Atualmente, a malha ferroviária do Brasil possui 29,3 mil quilômetros. Com as novas ferrovias privatizadas, unidas a planos de concessão já em andamento, o Ministério da Infraestrutura acredita que o setor ferroviário apresentará um novo crescimento exponencial.

Nos dias atuais, as ferrovias são responsáveis por cerca de 20% do transporte de cargas no país e, com a nova privatização, espera-se que esse número ultrapasse os 40%.

Os projetos são pautados no novo Marco Legal das Ferrovias, implantado através de uma medida provisória em agosto. A MP libera uma nova forma de implantar ferrovias no Brasil, na qual as empresas privadas têm a liberdade de construir malhas ferroviárias sem licitação.
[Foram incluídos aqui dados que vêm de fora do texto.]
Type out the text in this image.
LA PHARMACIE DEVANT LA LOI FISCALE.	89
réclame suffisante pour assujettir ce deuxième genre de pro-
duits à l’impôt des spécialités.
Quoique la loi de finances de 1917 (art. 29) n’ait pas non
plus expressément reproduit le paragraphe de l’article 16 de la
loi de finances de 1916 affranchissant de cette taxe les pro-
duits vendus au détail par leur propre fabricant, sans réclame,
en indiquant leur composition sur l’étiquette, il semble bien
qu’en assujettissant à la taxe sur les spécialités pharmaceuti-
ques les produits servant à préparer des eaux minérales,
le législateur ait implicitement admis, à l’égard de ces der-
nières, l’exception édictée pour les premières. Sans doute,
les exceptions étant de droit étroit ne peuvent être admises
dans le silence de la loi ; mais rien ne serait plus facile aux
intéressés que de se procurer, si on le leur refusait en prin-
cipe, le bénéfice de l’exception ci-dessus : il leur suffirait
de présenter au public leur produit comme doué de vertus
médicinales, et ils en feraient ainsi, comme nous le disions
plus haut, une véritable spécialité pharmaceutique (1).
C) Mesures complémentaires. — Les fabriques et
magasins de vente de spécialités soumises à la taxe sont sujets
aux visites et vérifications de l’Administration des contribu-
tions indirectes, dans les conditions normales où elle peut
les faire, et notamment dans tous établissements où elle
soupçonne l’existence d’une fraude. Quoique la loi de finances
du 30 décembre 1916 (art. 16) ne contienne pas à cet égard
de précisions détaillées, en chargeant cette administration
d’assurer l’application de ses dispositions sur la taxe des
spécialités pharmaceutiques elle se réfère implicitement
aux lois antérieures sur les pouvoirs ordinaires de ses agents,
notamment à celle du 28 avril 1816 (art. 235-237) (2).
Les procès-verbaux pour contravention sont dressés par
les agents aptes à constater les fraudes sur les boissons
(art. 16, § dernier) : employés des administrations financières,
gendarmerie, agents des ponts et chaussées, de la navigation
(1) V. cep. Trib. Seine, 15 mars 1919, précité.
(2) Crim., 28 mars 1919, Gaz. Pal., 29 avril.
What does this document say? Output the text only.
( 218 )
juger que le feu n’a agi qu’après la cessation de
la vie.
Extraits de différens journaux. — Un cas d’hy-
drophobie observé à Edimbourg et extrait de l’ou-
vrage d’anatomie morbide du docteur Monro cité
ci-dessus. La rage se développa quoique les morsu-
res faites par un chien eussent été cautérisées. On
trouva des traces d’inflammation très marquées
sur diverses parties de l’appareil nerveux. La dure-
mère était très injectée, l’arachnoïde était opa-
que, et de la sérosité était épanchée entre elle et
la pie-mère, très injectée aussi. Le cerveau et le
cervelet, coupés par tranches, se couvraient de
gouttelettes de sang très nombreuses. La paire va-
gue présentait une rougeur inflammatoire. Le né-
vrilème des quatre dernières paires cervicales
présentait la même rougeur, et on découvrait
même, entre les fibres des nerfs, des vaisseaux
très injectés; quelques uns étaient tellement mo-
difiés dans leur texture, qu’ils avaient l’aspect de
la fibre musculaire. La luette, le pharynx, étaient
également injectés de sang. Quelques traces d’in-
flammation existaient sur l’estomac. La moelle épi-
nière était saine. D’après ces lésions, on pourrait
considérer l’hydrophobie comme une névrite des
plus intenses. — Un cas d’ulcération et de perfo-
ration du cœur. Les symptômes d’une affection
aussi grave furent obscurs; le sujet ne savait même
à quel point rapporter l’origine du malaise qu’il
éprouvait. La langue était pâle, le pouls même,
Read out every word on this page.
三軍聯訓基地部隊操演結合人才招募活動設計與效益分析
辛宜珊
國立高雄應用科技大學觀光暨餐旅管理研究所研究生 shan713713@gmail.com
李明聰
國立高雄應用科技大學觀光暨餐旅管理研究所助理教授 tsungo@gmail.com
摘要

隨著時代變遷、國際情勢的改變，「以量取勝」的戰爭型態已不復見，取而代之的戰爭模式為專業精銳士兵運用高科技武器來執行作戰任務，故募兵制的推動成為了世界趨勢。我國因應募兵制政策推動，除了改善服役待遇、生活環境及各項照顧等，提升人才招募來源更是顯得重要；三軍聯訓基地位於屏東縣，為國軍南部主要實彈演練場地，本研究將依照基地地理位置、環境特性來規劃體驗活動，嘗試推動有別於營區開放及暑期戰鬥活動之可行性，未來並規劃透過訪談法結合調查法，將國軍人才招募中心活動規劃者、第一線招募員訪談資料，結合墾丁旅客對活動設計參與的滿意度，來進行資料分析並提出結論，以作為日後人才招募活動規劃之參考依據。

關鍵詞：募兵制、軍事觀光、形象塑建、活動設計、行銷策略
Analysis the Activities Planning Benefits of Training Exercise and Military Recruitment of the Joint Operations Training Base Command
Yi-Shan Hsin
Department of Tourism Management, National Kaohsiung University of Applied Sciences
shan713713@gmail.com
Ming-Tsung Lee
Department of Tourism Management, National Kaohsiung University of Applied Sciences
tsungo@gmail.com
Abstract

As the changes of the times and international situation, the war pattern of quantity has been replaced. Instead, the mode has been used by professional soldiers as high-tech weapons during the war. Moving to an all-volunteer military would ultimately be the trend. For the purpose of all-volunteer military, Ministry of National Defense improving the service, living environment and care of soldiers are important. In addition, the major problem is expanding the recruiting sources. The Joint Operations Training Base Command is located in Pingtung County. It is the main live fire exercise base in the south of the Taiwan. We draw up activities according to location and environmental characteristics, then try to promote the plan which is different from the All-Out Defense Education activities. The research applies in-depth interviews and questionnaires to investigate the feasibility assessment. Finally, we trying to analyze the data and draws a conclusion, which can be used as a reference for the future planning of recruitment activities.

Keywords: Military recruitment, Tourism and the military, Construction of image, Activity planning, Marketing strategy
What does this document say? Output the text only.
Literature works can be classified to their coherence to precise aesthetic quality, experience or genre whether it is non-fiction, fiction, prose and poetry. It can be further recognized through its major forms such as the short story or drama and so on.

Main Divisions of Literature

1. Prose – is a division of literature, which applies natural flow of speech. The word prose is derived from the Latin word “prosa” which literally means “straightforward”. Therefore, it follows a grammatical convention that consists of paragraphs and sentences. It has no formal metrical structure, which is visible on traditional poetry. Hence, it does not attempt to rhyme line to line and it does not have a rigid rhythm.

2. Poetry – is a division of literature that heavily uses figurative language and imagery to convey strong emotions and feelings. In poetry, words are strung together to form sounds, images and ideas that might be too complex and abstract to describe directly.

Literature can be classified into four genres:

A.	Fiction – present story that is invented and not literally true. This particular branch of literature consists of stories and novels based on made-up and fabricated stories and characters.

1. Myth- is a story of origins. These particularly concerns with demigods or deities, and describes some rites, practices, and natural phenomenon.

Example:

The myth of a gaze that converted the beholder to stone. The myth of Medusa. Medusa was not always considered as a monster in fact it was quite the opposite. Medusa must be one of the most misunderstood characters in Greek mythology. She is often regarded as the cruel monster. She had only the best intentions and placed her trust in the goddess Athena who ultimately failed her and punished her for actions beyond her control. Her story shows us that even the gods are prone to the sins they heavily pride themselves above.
Livre concorrência de preços, abordada pelo Governo Federal na construção de ferrovias

A nova forma de construir ferrovias já vigora em países com Estados Unidos e Canadá, e foi criada para que as próprias empresas e transportadoras identifiquem e supram as suas demandas.

Somado a isso, tem-se o fardo regulatório mais leve, visto que impera a livre concorrência e a liberdade de preços, isto é, o Estado não interfere na decisão das tarifas cobradas pelo transporte.

O Congresso Nacional já está avaliando um projeto que torne o Marco Legal das Ferrovias uma realidade, para que não seja interferido pela invalidação da medida provisória.

O governo federal liberou, também, a lista das licitações das novas ferrovias requisitadas por seis empresas. São elas: Bracell, produtora de celulose; Ferroeste, empresa ferroviária estatal do Paraná; Grão Pará Multimodal, que tem autorização para operar um terminal portuário em Alcântara (MA); Petrocity, empresa do setor portuário; Macro Desenvolvimento Ltda; e Planalto Piauí Participações.

Além desses, outros 41 requerimentos de ferrovias já foram feitos ao Ministério da Infraestrutura. Em relação a 36 das 47 licitações, o governo federal já prevê um investimento de R$ 150 bilhões.

“Estamos vendo agora o início da revolução que vai nos tornar novamente um país ferroviário”, disse o secretário nacional de Transportes Terrestres, Marcello Costa.

“Não existe projeto nenhum na área de infraestrutura de transportes mais transformador do que esse”, afirmou o ministro de Infraestrutura, Tarcísio de Freitas.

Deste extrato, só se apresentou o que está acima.